June 7, 2006
The budget battle in Richmond is entering its 149th day, and still the House and Senate have no agreement. Even with June 30th approaching and the threat of a government shutdown a possibility, Governor Tim Kaine remains hopeful.
"We were all very optimistic that we are going to have a resolution. In fact, the conferees yesterday reached agreement on a caboose bill to send to my desk. [That is] a positive thing," said Governor Tim Kaine.
It is a positive step in what has become a stressful time. Governor Kaine spent the day in New York trying to convince credit agencies that the Commonwealth remains economically stable despite the budget impasse. According to Delegate Vince Callahan, the agencies were responsive.
"They deal with a lot of states and a lot of states don't get their budgets on time. We haven't reached the crisis point yet," he said.
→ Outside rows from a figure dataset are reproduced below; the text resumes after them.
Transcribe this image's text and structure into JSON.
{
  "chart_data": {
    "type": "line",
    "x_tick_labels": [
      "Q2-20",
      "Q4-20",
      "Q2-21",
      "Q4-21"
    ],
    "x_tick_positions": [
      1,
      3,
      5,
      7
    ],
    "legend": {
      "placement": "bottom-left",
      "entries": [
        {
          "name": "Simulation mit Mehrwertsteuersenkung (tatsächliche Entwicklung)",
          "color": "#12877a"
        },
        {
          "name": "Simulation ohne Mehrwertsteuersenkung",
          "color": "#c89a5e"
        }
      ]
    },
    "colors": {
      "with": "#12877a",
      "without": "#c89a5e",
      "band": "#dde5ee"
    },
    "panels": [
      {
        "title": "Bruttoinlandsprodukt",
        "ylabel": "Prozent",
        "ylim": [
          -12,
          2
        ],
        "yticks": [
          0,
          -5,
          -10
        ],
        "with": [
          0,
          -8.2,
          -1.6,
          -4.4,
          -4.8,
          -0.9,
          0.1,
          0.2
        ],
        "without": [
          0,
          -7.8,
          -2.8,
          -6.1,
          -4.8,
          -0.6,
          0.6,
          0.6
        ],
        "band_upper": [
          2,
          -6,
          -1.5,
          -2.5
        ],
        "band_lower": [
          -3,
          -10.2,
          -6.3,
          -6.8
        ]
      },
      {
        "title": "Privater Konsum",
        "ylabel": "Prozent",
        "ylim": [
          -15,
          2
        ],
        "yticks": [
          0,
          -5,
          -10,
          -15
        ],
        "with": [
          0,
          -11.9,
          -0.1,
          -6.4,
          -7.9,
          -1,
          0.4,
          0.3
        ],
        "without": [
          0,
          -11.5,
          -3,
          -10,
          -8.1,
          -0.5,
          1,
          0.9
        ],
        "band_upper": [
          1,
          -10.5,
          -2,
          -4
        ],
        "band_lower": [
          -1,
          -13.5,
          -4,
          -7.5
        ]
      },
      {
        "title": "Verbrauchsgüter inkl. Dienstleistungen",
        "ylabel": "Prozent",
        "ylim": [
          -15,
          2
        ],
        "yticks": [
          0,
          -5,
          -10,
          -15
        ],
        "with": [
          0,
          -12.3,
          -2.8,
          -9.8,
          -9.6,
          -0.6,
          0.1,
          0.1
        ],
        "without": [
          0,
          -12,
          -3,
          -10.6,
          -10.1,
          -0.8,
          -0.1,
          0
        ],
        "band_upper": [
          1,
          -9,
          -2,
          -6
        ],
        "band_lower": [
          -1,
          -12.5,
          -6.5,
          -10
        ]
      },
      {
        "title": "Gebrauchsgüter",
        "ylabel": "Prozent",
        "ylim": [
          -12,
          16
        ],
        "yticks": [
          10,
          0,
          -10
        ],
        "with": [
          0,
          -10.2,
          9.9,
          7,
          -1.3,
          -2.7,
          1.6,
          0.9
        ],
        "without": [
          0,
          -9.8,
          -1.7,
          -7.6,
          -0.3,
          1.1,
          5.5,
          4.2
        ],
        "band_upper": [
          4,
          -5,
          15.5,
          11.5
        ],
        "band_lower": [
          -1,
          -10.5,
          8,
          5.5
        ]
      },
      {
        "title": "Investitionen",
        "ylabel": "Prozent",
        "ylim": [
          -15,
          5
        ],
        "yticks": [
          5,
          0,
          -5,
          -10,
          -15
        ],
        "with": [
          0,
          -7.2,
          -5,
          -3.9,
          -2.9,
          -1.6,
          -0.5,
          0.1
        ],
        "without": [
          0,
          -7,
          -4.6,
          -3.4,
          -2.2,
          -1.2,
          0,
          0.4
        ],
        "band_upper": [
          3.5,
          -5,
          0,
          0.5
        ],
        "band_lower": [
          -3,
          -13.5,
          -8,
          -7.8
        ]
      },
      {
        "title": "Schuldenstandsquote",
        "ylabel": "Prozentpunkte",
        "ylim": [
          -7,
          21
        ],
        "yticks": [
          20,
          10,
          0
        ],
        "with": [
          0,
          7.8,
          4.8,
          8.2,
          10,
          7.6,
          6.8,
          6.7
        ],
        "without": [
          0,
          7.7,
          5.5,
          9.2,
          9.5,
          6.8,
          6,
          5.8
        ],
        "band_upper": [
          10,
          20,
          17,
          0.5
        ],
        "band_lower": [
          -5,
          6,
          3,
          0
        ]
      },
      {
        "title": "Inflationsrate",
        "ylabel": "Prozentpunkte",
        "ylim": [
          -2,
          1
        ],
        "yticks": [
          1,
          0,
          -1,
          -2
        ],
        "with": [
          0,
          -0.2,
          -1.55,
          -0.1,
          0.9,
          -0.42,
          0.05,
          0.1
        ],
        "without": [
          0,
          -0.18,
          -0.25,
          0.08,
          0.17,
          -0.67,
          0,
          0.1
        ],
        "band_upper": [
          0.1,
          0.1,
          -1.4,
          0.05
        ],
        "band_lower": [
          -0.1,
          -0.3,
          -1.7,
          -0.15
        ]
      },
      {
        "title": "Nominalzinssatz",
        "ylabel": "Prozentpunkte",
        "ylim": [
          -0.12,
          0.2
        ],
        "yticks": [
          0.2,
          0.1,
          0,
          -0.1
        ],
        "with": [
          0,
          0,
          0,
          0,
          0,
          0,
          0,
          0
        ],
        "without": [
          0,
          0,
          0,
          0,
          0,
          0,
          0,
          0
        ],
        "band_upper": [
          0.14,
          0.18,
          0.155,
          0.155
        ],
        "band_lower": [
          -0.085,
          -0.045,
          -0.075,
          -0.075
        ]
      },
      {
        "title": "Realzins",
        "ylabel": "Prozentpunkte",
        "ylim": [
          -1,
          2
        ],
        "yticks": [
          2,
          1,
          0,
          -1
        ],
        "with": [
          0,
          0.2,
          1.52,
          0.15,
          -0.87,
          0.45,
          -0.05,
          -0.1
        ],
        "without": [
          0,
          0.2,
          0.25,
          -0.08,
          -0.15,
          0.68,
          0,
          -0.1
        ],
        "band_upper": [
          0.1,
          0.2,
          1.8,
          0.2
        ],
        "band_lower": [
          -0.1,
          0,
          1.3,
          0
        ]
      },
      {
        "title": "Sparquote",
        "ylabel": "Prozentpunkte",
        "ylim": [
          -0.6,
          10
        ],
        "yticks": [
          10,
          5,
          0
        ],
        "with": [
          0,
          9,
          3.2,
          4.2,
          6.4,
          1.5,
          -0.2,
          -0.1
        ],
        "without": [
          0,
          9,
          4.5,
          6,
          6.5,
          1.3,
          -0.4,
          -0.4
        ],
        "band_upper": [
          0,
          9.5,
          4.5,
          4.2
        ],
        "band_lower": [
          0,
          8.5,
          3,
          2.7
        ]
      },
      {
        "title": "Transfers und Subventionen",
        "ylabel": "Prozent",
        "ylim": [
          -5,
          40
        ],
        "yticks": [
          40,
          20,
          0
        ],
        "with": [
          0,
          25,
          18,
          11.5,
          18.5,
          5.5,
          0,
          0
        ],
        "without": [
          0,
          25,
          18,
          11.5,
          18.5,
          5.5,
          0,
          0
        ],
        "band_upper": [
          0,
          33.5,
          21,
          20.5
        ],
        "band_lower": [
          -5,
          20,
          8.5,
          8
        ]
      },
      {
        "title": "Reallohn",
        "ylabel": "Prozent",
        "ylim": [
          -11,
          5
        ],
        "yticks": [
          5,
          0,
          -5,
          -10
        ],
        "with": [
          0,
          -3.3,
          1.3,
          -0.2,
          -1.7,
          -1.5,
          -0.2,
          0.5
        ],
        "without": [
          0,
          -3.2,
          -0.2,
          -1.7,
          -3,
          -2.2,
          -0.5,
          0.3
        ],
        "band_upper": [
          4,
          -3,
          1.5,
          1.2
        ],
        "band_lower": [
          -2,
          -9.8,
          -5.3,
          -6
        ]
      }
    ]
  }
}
However, the crisis point is nearing. The current budget expires June 30 and without a new one, the state could close its doors on its nearly 100,000 employees and many services. Delegate Rob Bell says he hopes that won't be necessary.
"We still have some small differences between the House and Senate budgets but I am certainly hopeful they can be resolved in the next week or two," he said.
The two sides remain deadlocked over funding a comprehensive transportation plan. While the Governor's trip with the two top budget negotiators did not wield a compromise, he says strides were made.
"You know I don't have a napkin that I can hold up with a deal on it but I think it was just a very productive way to spend time," Governor Kaine said.
The Governor has said that he plans to invoke executive power to fund necessary programs if the impasse continues. Tomorrow, Attorney General Bob McDonnell plans to announce if he thinks that executive power is legal under Virginia's Constitution.
The proposed transportation plan accounts for less than 3% of the state's $74 billion budget.